También, y por las mismas razones de antigüedad, tienen un gran fundamento genético los códigos prelingüísticos (gestuales, faciales, fónicos, proxémicos ...). La existencia del grupo organizado exige, en la más elemental de las organizaciones, como mínimo unos rudimentos de comunicación que se vuelven más y más elaborados a medida que el grupo se articula en estructuras jerárquicas y de colaboración internas más complejas. Podemos imaginar perfectamente un estadio prelingüístico de la humanidad en el que ya se dieran prácticamente todas las condiciones para la aparición del lenguaje propiamente dicho dentro de un grupo en el que la diversificación estructural y la colaboración entre los diferentes grupos de edad, sexuales y jerárquicos fuera ya muy avanzada. Sobre estos códigos prelingüísticos, que tienen un poderoso anclaje instintivo en el aspecto emocional (fundamental en el proceso de elaboración de la estructura energética de emisión-recepción teatral), se fundamenta el arte del actor. 

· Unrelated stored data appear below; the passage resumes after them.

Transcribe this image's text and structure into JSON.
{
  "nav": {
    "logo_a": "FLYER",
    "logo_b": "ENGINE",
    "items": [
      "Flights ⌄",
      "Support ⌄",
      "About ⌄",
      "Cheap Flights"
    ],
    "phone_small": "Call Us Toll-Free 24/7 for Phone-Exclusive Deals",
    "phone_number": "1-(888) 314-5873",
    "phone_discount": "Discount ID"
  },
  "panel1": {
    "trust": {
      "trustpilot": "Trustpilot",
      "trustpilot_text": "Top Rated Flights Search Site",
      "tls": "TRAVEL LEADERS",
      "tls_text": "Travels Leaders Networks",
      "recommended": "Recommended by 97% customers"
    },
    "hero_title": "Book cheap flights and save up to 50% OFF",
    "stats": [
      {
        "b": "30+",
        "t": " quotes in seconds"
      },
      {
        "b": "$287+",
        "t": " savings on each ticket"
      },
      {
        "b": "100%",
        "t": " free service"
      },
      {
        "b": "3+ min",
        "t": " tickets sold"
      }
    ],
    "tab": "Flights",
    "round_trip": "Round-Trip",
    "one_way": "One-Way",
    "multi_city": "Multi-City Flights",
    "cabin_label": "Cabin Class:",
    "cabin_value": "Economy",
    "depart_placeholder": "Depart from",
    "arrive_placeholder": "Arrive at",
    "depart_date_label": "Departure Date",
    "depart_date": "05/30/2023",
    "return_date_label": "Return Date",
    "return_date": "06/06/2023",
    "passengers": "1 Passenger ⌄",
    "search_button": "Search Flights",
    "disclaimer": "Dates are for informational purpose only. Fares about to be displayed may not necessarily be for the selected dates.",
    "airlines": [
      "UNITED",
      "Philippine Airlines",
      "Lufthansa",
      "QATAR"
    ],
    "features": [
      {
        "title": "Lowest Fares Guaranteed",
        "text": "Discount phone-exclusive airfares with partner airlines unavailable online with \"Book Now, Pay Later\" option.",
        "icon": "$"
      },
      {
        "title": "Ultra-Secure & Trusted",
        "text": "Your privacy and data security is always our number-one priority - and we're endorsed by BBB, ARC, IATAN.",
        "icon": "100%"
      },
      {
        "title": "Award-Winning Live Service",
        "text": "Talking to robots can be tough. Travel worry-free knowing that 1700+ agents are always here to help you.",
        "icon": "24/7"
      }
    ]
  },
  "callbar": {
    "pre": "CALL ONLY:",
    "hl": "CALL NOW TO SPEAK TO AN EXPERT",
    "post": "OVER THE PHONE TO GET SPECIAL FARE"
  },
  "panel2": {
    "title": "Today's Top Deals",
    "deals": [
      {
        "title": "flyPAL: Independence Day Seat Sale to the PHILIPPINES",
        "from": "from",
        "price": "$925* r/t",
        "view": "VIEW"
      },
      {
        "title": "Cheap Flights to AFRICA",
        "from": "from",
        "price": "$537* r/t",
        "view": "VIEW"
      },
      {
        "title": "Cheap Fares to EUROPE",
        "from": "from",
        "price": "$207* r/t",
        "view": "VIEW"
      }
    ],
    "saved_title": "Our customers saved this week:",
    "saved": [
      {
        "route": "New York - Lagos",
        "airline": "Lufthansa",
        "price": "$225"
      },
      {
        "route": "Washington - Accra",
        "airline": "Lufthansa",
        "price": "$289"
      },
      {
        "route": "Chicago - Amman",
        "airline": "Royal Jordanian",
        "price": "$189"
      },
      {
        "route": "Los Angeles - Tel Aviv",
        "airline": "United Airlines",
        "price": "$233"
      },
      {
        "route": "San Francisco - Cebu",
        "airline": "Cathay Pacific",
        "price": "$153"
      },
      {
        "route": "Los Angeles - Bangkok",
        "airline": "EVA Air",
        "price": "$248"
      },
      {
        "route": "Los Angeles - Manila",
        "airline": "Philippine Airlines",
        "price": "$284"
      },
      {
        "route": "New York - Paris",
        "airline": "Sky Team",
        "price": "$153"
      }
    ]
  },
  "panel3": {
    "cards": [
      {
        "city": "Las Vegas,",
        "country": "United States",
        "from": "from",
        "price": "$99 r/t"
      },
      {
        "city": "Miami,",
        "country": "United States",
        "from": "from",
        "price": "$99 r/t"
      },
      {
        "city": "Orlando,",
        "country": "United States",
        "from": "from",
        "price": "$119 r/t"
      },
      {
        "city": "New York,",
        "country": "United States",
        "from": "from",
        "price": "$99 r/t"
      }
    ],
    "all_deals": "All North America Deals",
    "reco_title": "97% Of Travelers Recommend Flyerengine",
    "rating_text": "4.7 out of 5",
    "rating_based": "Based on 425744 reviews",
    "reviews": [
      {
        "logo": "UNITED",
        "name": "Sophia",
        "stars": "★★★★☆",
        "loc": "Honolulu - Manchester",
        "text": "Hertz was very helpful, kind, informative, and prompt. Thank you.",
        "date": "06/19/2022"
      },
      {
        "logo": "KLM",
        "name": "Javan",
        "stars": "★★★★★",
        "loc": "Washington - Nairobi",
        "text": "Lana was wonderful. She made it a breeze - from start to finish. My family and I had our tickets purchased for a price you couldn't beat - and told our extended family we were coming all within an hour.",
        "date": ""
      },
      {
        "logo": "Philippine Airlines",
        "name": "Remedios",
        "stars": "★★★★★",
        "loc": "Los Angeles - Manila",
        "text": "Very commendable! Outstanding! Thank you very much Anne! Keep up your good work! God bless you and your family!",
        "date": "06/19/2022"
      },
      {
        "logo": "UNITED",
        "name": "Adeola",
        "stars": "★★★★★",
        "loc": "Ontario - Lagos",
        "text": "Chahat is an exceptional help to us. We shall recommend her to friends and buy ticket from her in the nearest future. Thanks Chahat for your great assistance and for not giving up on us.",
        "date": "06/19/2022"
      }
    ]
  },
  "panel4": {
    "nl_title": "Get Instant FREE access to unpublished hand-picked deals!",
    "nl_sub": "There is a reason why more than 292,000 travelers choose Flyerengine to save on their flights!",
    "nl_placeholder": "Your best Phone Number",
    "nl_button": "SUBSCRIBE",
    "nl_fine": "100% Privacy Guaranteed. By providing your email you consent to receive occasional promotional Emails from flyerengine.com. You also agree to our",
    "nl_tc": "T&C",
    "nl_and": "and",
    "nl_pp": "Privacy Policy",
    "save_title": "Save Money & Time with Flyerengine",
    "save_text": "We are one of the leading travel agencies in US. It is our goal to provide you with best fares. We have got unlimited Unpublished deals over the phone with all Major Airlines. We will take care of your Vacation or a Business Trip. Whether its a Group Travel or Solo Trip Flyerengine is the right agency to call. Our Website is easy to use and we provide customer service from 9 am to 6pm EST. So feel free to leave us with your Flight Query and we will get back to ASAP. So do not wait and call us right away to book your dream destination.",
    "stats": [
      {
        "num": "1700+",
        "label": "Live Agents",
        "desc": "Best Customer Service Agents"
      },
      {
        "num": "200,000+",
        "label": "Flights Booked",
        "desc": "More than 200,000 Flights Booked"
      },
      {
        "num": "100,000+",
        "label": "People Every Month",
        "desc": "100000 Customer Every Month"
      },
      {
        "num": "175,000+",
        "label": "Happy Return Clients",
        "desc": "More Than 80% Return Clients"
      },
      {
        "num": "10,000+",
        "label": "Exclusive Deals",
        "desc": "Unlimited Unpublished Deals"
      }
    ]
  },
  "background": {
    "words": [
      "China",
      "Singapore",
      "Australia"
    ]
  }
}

Lo que resulta fascinante del lenguaje humano (fundamentalmente verbal) es que con él aparece la posibilidad de transmitir de forma bastante completa y satisfactoria experiencias complejas no vividas personalmente. Es decir, permite la descripción y la narración de circunstancias y sucesos de tal manera que podamos incorporarlos como propios en nuestro bagaje existencial. No es necesario haber estado en la luna, ni haber vivido en primera persona la explosión del Big Bang para dar como un hecho posible esta realidad. Esta capacidad del lenguaje permite acumular colectivamente información que, hasta el advenimiento del lenguaje propiamente dicho, sólo podía ser patrimonio individual, porque se basaba exclusivamente en la experiencia propia. Es de esta manera como el lenguaje subvierte el orden de importancia de los códigos, relegando los códigos sensoriales, que fueron, sin lugar a dudas, la fuente principal de información hasta ese momento, a un segundo término. 

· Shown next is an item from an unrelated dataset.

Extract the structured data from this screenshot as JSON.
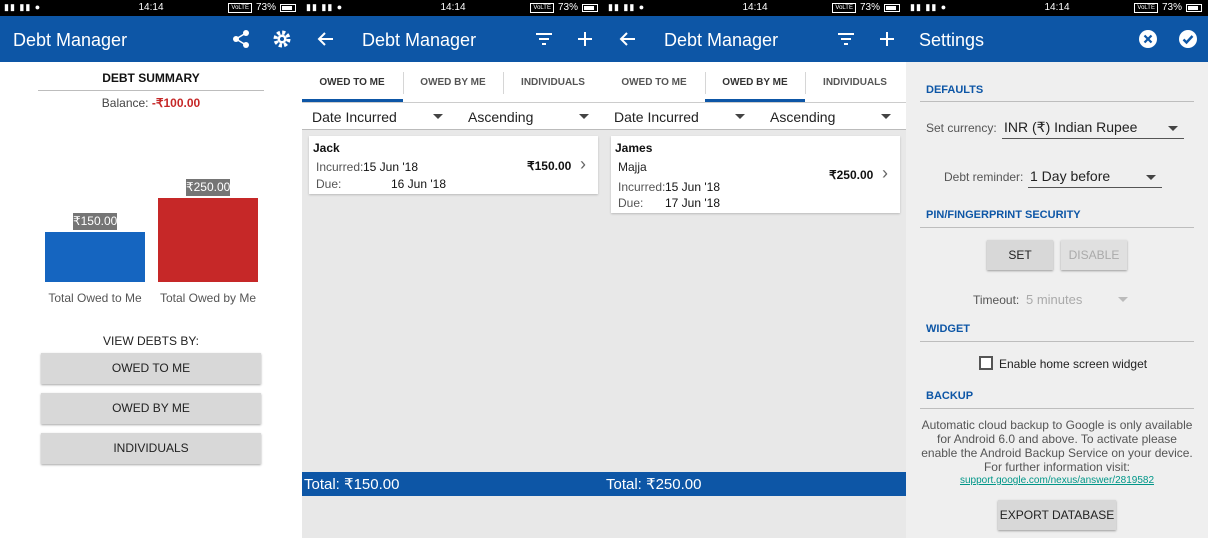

La capacidad del lenguaje de transmitir experiencias no vividas en primera persona abre interesantes aspectos psicológicos que intervienen en la comunicación y repercuten en todas las artes narrativas. Existe, de entrada, un pacto entre los hablantes sobre la existencia real de aquello sobre lo que informan. Esta forma de creer en lo que alguien transmite, este acto de fe elemental, abre, en efecto, la posibilidad de lo trascendente, es decir, de lo que se encuentra más allá de los límites de cualquier conocimiento posible y que es el fundamento de la religión en cualquiera de sus formas. Lo trascendente como verdad indemostrable nos lleva a interrogarnos inevitablemente sobre la contracara de la verdad, es decir, de la mentira, que es la expresión o manifestación contraria a lo que se sabe y que comporta algún beneficio para quien engaña respecto a quien es engañado: no se debe menospreciar la importancia de la astucia –como habilidad para engañar o evitar el engaño– en las disputas en las que se enfrentan los seres humanos. Y también nos lleva a interrogarnos sobre el uso social de la mentira institucionalizada en la ficción, que supone la invención de sucesos y personajes imaginarios, que es el fundamento tanto de la mitología como del arte de narrar tal como hoy lo practicamos. 

Sobre esta diversidad de realidades no experimentadas, indemostrables, trascendentes, mitológicas y ficticias se asientan, en su día a día, las comunidades humanas de una manera sorprendentemente natural y sin conflictos. El teatro es sólo uno más entre los medios que contribuyen a construir una imagen del mundo.